In smaller cities like my hometown, Opole, there is not so many. I basically always opt for walking around than taking a bus. So yes, it’s very important to know how to ask where one is - Gdzie jest przystanek autobusowy?
9. O której będzie następny autobus? “What time is the next bus?”
Now, once you get to this przystanek autobusowy or the “bus stop”, you may want to ask - O której będzie następny autobus? “What time is the next bus?” And yeah, I mean, like you can always check it, right?

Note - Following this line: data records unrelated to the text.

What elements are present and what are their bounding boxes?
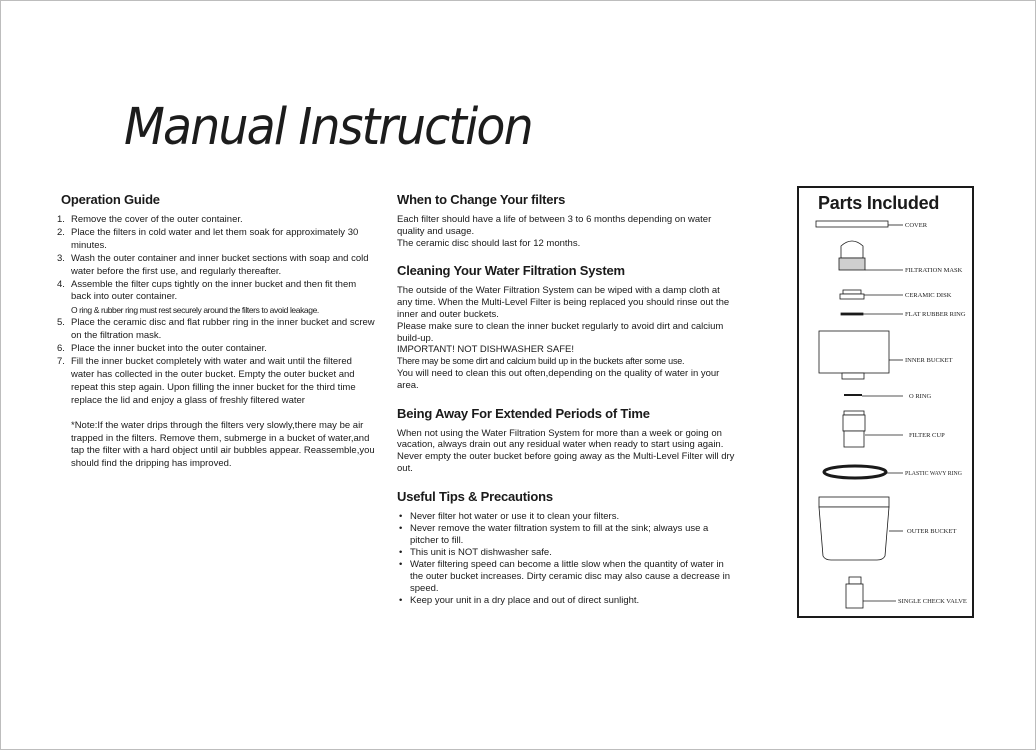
label-o-ring: O RING xyxy=(909,393,932,400)
step-item: 6. Place the inner bucket into the outer container. xyxy=(57,343,267,355)
filter-life-text: Each filter should have a life of between 3 to 6 months depending on water quality and usage. xyxy=(397,214,712,237)
plastic-wavy-ring-icon xyxy=(824,466,903,478)
tip-item: • Never filter hot water or use it to clean your filters. xyxy=(397,511,737,523)
tip-item: • This unit is NOT dishwasher safe. xyxy=(397,547,737,559)
cover-icon xyxy=(816,221,903,227)
away-section xyxy=(397,406,737,475)
away-text: When not using the Water Filtration System for more than a week or going on vacation, always drain out any residual water when ready to start using again. Never empty the outer bucket before going away as the Multi-Level Filter will dry out. xyxy=(397,427,735,474)
label-ceramic-disk: CERAMIC DISK xyxy=(905,292,952,299)
cleaning-text-2: Please make sure to clean the inner bucket regularly to avoid dirt and calcium build-up. xyxy=(397,320,724,344)
when-to-change-section xyxy=(397,192,737,249)
operation-guide-section xyxy=(57,192,377,471)
middle-column xyxy=(397,192,737,621)
label-plastic-wavy-ring: PLASTIC WAVY RING xyxy=(905,471,962,477)
label-inner-bucket: INNER BUCKET xyxy=(905,357,953,364)
label-single-check-valve: SINGLE CHECK VALVE xyxy=(898,598,967,605)
tip-item: • Keep your unit in a dry place and out of direct sunlight. xyxy=(397,595,737,607)
parts-diagram xyxy=(799,188,972,616)
ceramic-disc-life-text: The ceramic disc should last for 12 months. xyxy=(397,237,581,249)
step-item: 4. Assemble the filter cups tightly on the inner bucket and then fit them back into outer container. xyxy=(57,278,357,303)
tips-list xyxy=(397,511,737,607)
cleaning-section xyxy=(397,263,737,391)
flat-rubber-ring-icon xyxy=(841,313,903,315)
air-trapped-note: *Note:If the water drips through the filters very slowly,there may be air trapped in the filters. Remove them, submerge in a bucket of water,and tap the filter with a hard object until air bubbles appear. Reassemble,you should find the dripping has improved. xyxy=(71,419,375,470)
cleaning-text-4: You will need to clean this out often,depending on the quality of water in your area. xyxy=(397,367,720,391)
tips-heading: Useful Tips & Precautions xyxy=(397,488,553,504)
ceramic-disk-icon xyxy=(840,290,903,299)
outer-bucket-icon xyxy=(819,497,903,560)
away-heading: Being Away For Extended Periods of Time xyxy=(397,405,650,421)
label-flat-rubber-ring: FLAT RUBBER RING xyxy=(905,311,966,318)
cleaning-heading: Cleaning Your Water Filtration System xyxy=(397,263,625,279)
single-check-valve-icon xyxy=(846,577,896,608)
cleaning-text-3: There may be some dirt and calcium build up in the buckets after some use. xyxy=(397,356,685,367)
label-filtration-mask: FILTRATION MASK xyxy=(905,267,963,274)
cleaning-text-1: The outside of the Water Filtration System can be wiped with a damp cloth at any time. When the Multi-Level Filter is being replaced you should rinse out the inner and outer buckets. xyxy=(397,285,730,320)
step-item: 1. Remove the cover of the outer container. xyxy=(57,214,243,225)
page-title: Manual Instruction xyxy=(124,98,532,157)
operation-guide-heading: Operation Guide xyxy=(61,192,160,207)
step-item: 2. Place the filters in cold water and let them soak for approximately 30 minutes. xyxy=(57,226,359,251)
tip-item: • Water filtering speed can become a little slow when the quantity of water in the outer bucket increases. Dirty ceramic disc may also cause a decrease in speed. xyxy=(397,559,737,595)
step-item: 3. Wash the outer container and inner bucket sections with soap and cold water before the first use, and regularly thereafter. xyxy=(57,252,369,277)
when-to-change-heading: When to Change Your filters xyxy=(397,192,566,207)
o-ring-note: O ring & rubber ring must rest securely around the filters to avoid leakage. xyxy=(71,305,319,316)
tips-section xyxy=(397,489,737,607)
dishwasher-warning: IMPORTANT! NOT DISHWASHER SAFE! xyxy=(397,344,574,356)
step-item: 7. Fill the inner bucket completely with water and wait until the filtered water has collected in the outer bucket. Empty the outer bucket and repeat this step again. Upon filling the inner bucket for the third time replace the lid and enjoy a glass of freshly filtered water xyxy=(57,355,356,406)
parts-heading: Parts Included xyxy=(818,193,940,213)
step-item: 5. Place the ceramic disc and flat rubber ring in the inner bucket and screw on the filtration mask. xyxy=(57,317,375,342)
label-outer-bucket: OUTER BUCKET xyxy=(907,528,957,535)
o-ring-icon xyxy=(844,395,903,396)
operation-steps xyxy=(57,214,377,408)
filter-cup-icon xyxy=(843,411,903,447)
tip-item: • Never remove the water filtration system to fill at the sink; always use a pitcher to fill. xyxy=(397,523,737,547)
label-cover: COVER xyxy=(905,222,928,229)
inner-bucket-icon xyxy=(819,331,903,379)
label-filter-cup: FILTER CUP xyxy=(909,432,945,439)
parts-included-box xyxy=(797,186,974,618)
filtration-mask-icon xyxy=(839,241,903,270)
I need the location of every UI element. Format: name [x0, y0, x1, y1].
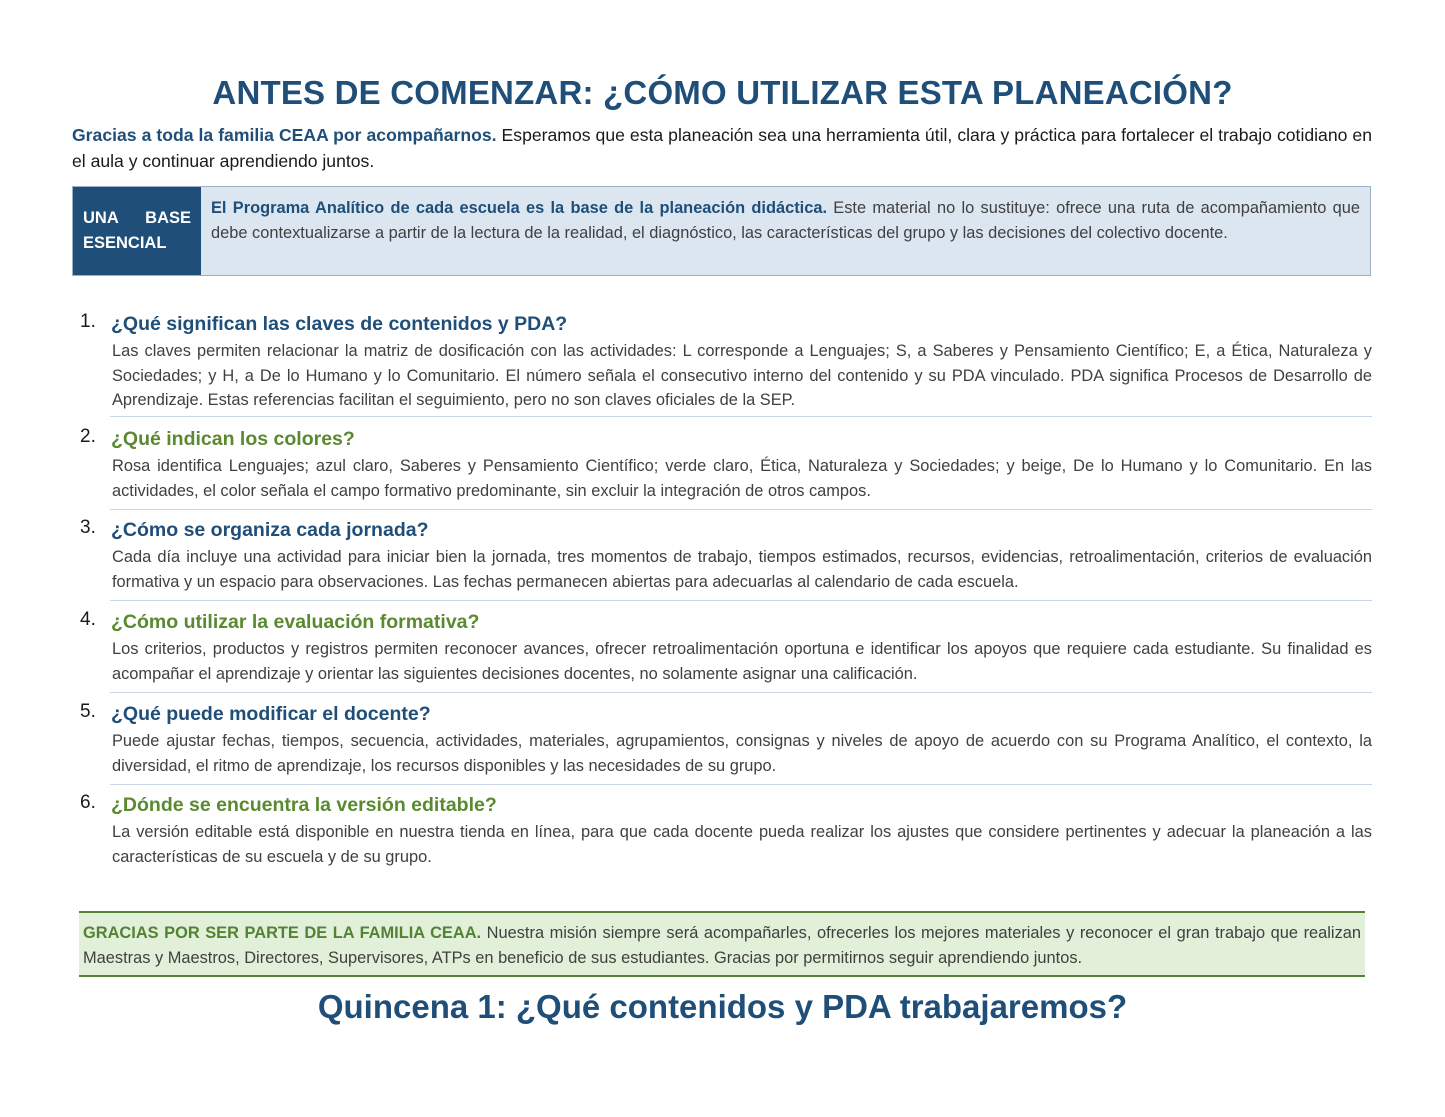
question-answer: Las claves permiten relacionar la matriz de dosificación con las actividades: L corresponde a Lenguajes; S, a Saberes y Pensamiento Científico; E, a Ética, Naturaleza y Sociedades; y H, a De lo Humano y lo Comunitario. El número señala el consecutivo interno del contenido y su PDA vinculado. PDA significa Procesos de Desarrollo de Aprendizaje. Estas referencias facilitan el seguimiento, pero no son claves oficiales de la SEP. — [112, 342, 1372, 409]
question-number: 2. — [80, 426, 96, 447]
divider — [110, 509, 1372, 510]
question-number: 3. — [80, 517, 96, 538]
section-title: Quincena 1: ¿Qué contenidos y PDA trabajaremos? — [317, 988, 1128, 1025]
question-title: ¿Dónde se encuentra la versión editable? — [111, 794, 497, 816]
question-number: 4. — [80, 609, 96, 630]
page-title: ANTES DE COMENZAR: ¿CÓMO UTILIZAR ESTA PLANEACIÓN? — [212, 74, 1233, 111]
divider — [110, 692, 1372, 693]
question-number: 1. — [80, 311, 96, 332]
question-item-1 — [80, 311, 1372, 413]
question-title: ¿Qué significan las claves de contenidos y PDA? — [111, 313, 568, 335]
question-title: ¿Qué puede modificar el docente? — [111, 703, 431, 725]
question-answer: Rosa identifica Lenguajes; azul claro, Saberes y Pensamiento Científico; verde claro, Ética, Naturaleza y Sociedades; y beige, De lo Humano y lo Comunitario. En las actividades, el color señala el campo formativo predominante, sin excluir la integración de otros campos. — [112, 457, 1372, 500]
question-number: 6. — [80, 792, 96, 813]
base-essential-label: UNA BASE ESENCIAL — [73, 187, 201, 275]
base-essential-text — [201, 187, 1370, 275]
divider — [110, 416, 1372, 417]
thanks-banner — [79, 911, 1365, 977]
question-title: ¿Qué indican los colores? — [111, 428, 355, 450]
question-item-6 — [80, 792, 1372, 869]
question-title: ¿Cómo se organiza cada jornada? — [111, 519, 429, 541]
base-body: Este material no lo sustituye: ofrece una ruta de acompañamiento que debe contextualizarse a partir de la lectura de la realidad, el diagnóstico, las características del grupo y las decisiones del colectivo docente. — [211, 199, 1360, 242]
question-item-4 — [80, 609, 1372, 686]
intro-paragraph — [72, 122, 1372, 174]
divider — [110, 784, 1372, 785]
base-essential-box — [72, 186, 1371, 276]
base-lead: El Programa Analítico de cada escuela es la base de la planeación didáctica. — [211, 199, 828, 217]
intro-lead: Gracias a toda la familia CEAA por acompañarnos. — [72, 125, 497, 145]
question-item-2 — [80, 426, 1372, 503]
question-answer: Cada día incluye una actividad para iniciar bien la jornada, tres momentos de trabajo, tiempos estimados, recursos, evidencias, retroalimentación, criterios de evaluación formativa y un espacio para observaciones. Las fechas permanecen abiertas para adecuarlas al calendario de cada escuela. — [112, 548, 1372, 591]
thanks-text: Nuestra misión siempre será acompañarles, ofrecerles los mejores materiales y reconocer el gran trabajo que realizan Maestras y Maestros, Directores, Supervisores, ATPs en beneficio de sus estudiantes. Gracias por permitirnos seguir aprendiendo juntos. — [83, 924, 1361, 967]
question-number: 5. — [80, 701, 96, 722]
question-answer: Puede ajustar fechas, tiempos, secuencia, actividades, materiales, agrupamientos, consignas y niveles de apoyo de acuerdo con su Programa Analítico, el contexto, la diversidad, el ritmo de aprendizaje, los recursos disponibles y las necesidades de su grupo. — [112, 732, 1372, 775]
thanks-lead: GRACIAS POR SER PARTE DE LA FAMILIA CEAA. — [83, 924, 482, 942]
divider — [110, 600, 1372, 601]
question-item-3 — [80, 517, 1372, 594]
question-answer: La versión editable está disponible en nuestra tienda en línea, para que cada docente pueda realizar los ajustes que considere pertinentes y adecuar la planeación a las características de su escuela y de su grupo. — [112, 823, 1372, 866]
question-item-5 — [80, 701, 1372, 778]
intro-text: Esperamos que esta planeación sea una herramienta útil, clara y práctica para fortalecer el trabajo cotidiano en el aula y continuar aprendiendo juntos. — [72, 125, 1372, 171]
question-answer: Los criterios, productos y registros permiten reconocer avances, ofrecer retroalimentación oportuna e identificar los apoyos que requiere cada estudiante. Su finalidad es acompañar el aprendizaje y orientar las siguientes decisiones docentes, no solamente asignar una calificación. — [112, 640, 1372, 683]
question-title: ¿Cómo utilizar la evaluación formativa? — [111, 611, 480, 633]
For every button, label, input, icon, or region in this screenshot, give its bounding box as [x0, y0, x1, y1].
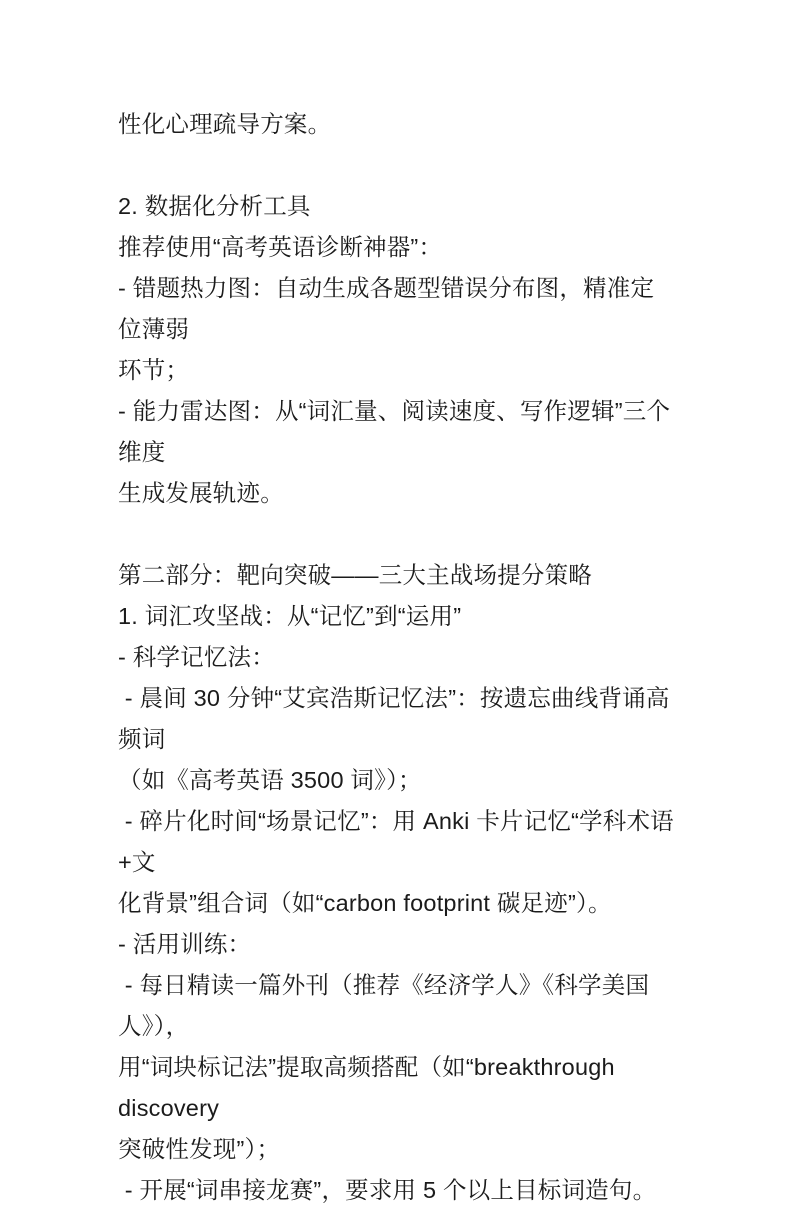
text-line: - 能力雷达图：从“词汇量、阅读速度、写作逻辑”三个维度 — [118, 398, 671, 465]
text-line: 2. 数据化分析工具 — [118, 193, 311, 219]
text-line: 化背景”组合词（如“carbon footprint 碳足迹”）。 — [118, 890, 612, 916]
text-line: 第二部分：靶向突破——三大主战场提分策略 — [118, 562, 592, 588]
text-line: - 碎片化时间“场景记忆”：用 Anki 卡片记忆“学科术语+文 — [118, 808, 674, 875]
blank-line — [118, 514, 677, 555]
text-line: - 每日精读一篇外刊（推荐《经济学人》《科学美国人》）， — [118, 972, 650, 1039]
text-line: 1. 词汇攻坚战：从“记忆”到“运用” — [118, 603, 462, 629]
text-line: - 晨间 30 分钟“艾宾浩斯记忆法”：按遗忘曲线背诵高频词 — [118, 685, 670, 752]
text-line: - 错题热力图：自动生成各题型错误分布图，精准定位薄弱 — [118, 275, 655, 342]
text-line: - 科学记忆法： — [118, 644, 275, 670]
text-line: 突破性发现”）； — [118, 1136, 281, 1162]
blank-line — [118, 145, 677, 186]
text-line: 推荐使用“高考英语诊断神器”： — [118, 234, 443, 260]
text-line: 环节； — [118, 357, 190, 383]
text-line: 用“词块标记法”提取高频搭配（如“breakthrough discovery — [118, 1054, 622, 1121]
text-line: （如《高考英语 3500 词》）； — [118, 767, 422, 793]
text-line: - 开展“词串接龙赛”，要求用 5 个以上目标词造句。 — [118, 1177, 657, 1203]
text-line: - 活用训练： — [118, 931, 252, 957]
text-line: 生成发展轨迹。 — [118, 480, 284, 506]
text-line: 性化心理疏导方案。 — [118, 111, 332, 137]
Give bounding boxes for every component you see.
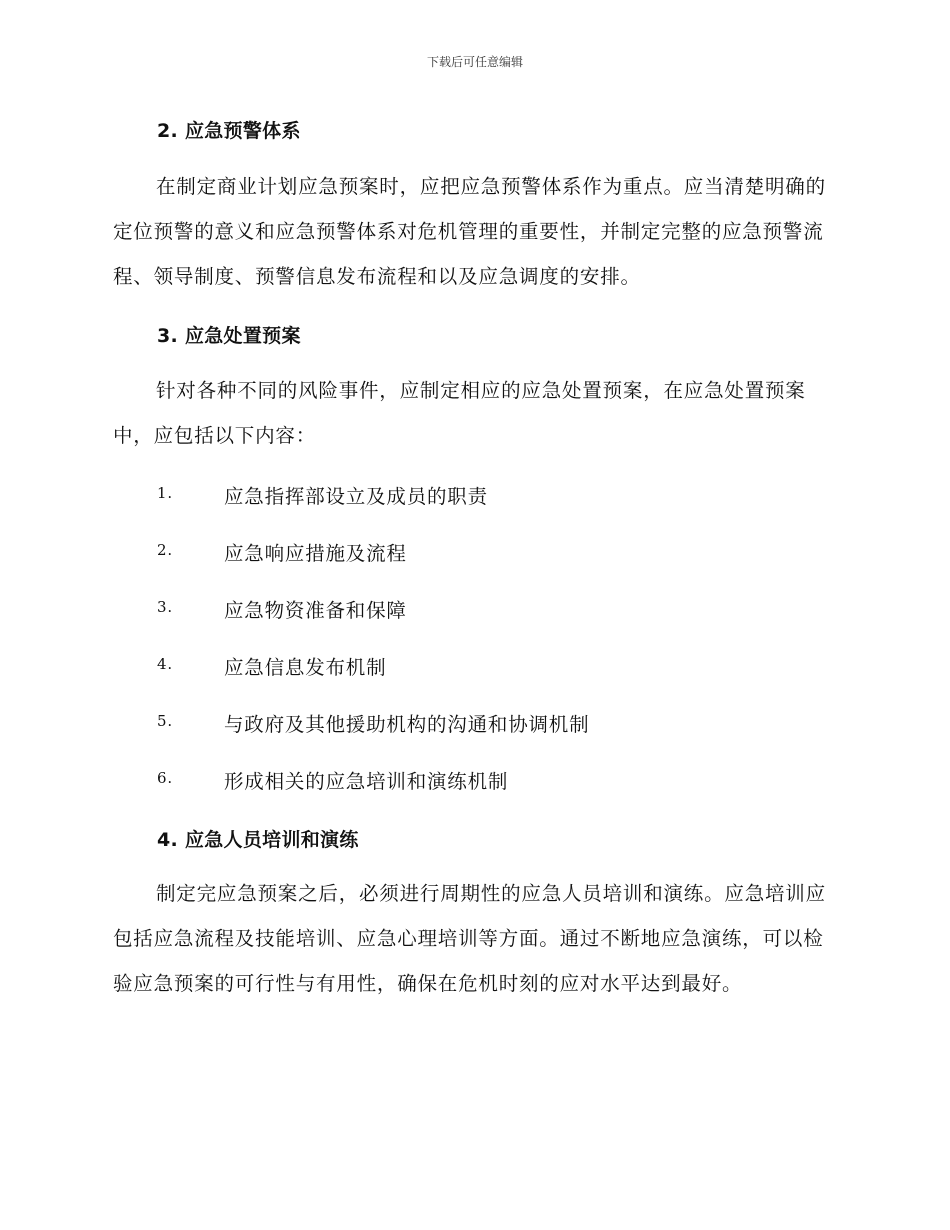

But sometimes, the timetables are very confusing and then you have weekdays and weekends and bus numbers and so on, and some buses will not go this way or this way and maybe, like sometimes, you know you’ve got different times for the same bus and depending on which color it is, this bus will go this route or this route and then you may end up missing your own bus stop, which by the way, another thing to remember, in some cities like Warsaw, some bus stops are on demand, so if you don’t press the button, it will not stop. And, the thing is that, if you look at all the bus stops in line, the one on demand , they are being marked. I don’t remember exactly how, but as far as I remember, there is like, for normal one, is like a circle filled black and then, for the one on demand, there is like circle just white inside. But when you look at it, it’s kind of obvious that there is something wrong with those bus stops, so yeah, so remember to press the button.
10. Gdzie są biletomaty? “Where are the ticket machines?”
And our last one for today is - Gdzie są biletomaty? “Where are the ticket machines?” Actually, the word biletomaty or biletomat sounds very weird even for myself. Since it’s a new word, it’s basically a word that was created, I don’t know, maybe 5 years ago, when we got those ticket machines and saying something like, maszyna na bilety, maszyna do biletów, maszyna, gdzie się kupuje bilety where “machine” maszyna, yeah. Maszyna means “machine”, so yes, so saying a long phrase like that was just really not the thing you want to do and somebody, someone, I don’t know, made this phrase, this word, biletomat, and right now, we have biletomaty, I mean, of course, next to the metro, on some bus stops, on many, many, many tram stops, inside of a tram, inside of a bus as well. So not all, but many, so I wouldn’t say it’s always there, but in many, many, many occasions, yes. I mean in Warsaw at least. So, what it is therefore is that, if you buy like 40-minute ticket and you are stuck in traffic jam, you cannot even go out of the bus and say like, save yourself paying a fine once your ticket is not valid anymore. But you cannot buy a ticket as well unless you got this machine over there, sitting there and waiting for you to buy a new one, which is very often the case. So, it’s actually pretty convenient right?